Snow Crash
by Neal Stephenson
read: 2011
Time 100 Novels, Guardian 1000 Novels
I read Cryptonomicon a few years ago and enjoyed it, and friends had recommended Snow Crash, so I was looking forward to reading it as I work my way through the Time 100 Novels list. And I did enjoy it, quite a bit. But it was kind of the same book as Cryptonomicon. Both were epic, long, ambitious, and full of digressions. The romantic relationships in each were less-than-well-developed. Hiro Protagonist, the, er, protagonist of Snow Crash, is very similar to Cryptonomicon's Randy Waterhouse: a talented underachiever who comes through when challenged by a major threat.
The biggest difference is that Cryptonomicon takes place in our world, or at least a world very similar to our own, while Snow Crash is science fiction, taking place in a future world.
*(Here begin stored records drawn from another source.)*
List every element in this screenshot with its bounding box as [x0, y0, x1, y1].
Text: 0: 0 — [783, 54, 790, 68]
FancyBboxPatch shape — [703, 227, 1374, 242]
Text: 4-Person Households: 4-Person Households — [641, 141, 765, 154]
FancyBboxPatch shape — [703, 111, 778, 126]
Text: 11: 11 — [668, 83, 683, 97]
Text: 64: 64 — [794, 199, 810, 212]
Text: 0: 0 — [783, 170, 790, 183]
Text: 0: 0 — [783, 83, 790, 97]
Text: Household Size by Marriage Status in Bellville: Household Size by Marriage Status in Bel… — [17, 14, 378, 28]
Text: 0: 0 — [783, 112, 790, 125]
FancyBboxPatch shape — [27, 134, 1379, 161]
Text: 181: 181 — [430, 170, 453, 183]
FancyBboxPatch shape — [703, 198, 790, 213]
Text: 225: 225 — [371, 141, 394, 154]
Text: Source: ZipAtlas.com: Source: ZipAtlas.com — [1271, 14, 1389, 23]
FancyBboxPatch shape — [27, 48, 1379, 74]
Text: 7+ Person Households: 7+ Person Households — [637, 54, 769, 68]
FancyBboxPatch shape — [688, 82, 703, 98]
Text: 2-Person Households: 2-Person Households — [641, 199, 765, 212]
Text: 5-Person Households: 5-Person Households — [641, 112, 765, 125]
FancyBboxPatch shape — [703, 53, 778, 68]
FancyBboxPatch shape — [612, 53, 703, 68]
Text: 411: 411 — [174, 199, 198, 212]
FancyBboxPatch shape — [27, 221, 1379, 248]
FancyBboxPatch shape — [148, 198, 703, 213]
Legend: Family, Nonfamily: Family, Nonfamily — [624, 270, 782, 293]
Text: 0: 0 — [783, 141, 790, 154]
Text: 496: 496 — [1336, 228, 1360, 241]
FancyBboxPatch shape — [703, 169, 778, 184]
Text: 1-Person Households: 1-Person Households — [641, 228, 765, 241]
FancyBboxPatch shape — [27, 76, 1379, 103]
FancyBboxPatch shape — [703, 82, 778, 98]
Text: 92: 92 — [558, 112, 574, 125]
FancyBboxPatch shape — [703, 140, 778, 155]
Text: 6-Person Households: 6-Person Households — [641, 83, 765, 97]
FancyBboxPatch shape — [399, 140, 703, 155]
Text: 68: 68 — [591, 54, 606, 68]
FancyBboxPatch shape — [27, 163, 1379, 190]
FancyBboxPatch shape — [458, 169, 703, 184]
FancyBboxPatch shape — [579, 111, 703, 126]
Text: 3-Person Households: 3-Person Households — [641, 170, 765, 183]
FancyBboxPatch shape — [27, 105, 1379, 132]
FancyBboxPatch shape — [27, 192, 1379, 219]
Stephenson had to imagine not just a world (Mafia-controlled sprawl, skateboards with wheels that adjust to terrain, cyborg attack dogs), but two worlds, as much of Snow Crash takes place in a virtual reality that foreshadowed some of what the Internet would eventually become. This is the part of Snow Crash that's most enduring, and probably why Time put it in their list of 100 greatest novels.
A random note: Snow Crash's villain L. Bob Rife, who may be the anti-Christ, is a Rice grad in the novel, like me. He's probably not going to make the Owlmanac alumni magazine anytime soon.